One of the most common discussions on any given stroke service involves the balance of preventing ischemic strokes (IS) and preventing intracranial hemorrhage (ICH). Whether it is about resuming anticoagulation in a hemorrhage patient or resuming aspirin in a patient with cerebral amyloid angiopathy there is always much debate on timing and decisions. The decision to resume aspirin in a patient with an MRI full of cerebral microbleeds (CMBs) is often difficult. This paper looks into an alternative agent, cilostazol, for reducing hemorrhage risk in patients who warrant anti-platelet therapy. The background of the study is that cilostazol has shown to have less hemorrhagic events than aspirin among patients with ischemic stroke.
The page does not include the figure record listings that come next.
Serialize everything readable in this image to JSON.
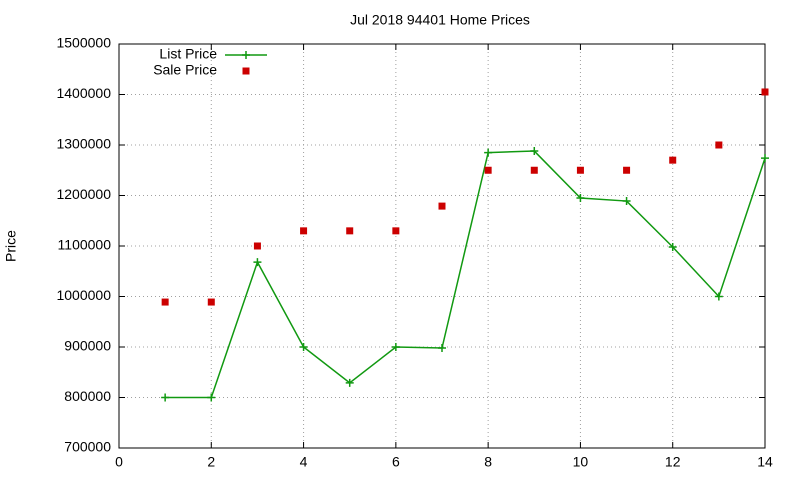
{
  "chart_data": {
    "type": "line",
    "title": "Jul 2018 94401 Home Prices",
    "y_label": "Price",
    "x": [
      1,
      2,
      3,
      4,
      5,
      6,
      7,
      8,
      9,
      10,
      11,
      12,
      13,
      14
    ],
    "series": [
      {
        "name": "List Price",
        "color": "#119911",
        "mode": "lines+points",
        "values": [
          800000,
          800000,
          1068000,
          900000,
          829000,
          900000,
          898000,
          1285000,
          1288000,
          1195000,
          1189000,
          1098000,
          1000000,
          1274000
        ]
      },
      {
        "name": "Sale Price",
        "color": "#cc0000",
        "mode": "points",
        "values": [
          989000,
          989000,
          1100000,
          1130000,
          1130000,
          1130000,
          1179000,
          1250000,
          1250000,
          1250000,
          1250000,
          1270000,
          1300000,
          1405000
        ]
      }
    ],
    "xlim": [
      0,
      14
    ],
    "xticks": [
      0,
      2,
      4,
      6,
      8,
      10,
      12,
      14
    ],
    "ylim": [
      700000,
      1500000
    ],
    "yticks": [
      700000,
      800000,
      900000,
      1000000,
      1100000,
      1200000,
      1300000,
      1400000,
      1500000
    ],
    "grid": true,
    "legend": "top-left"
  }
}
The PICASSO trial (Prevention of Cardiovascular Events in Asian Ischemic Stroke Patients with High Risk of Cerebral Hemorrhage) was an Asian trial that aimed to determine which antiplatelet agent is more effective and safe in patients with prior hemorrhagic stroke or multiple CMBs. Cilostazol is an antiplatelet agent with additional vasodilatory effects. The trial, published in 2018, showed that cilostazol was noninferior to aspirin in preventing a composite of major vascular events; however, it failed to reduce ICH. This paper reviews the subgroup analysis to identify patients who would show greater benefit with cilostazol.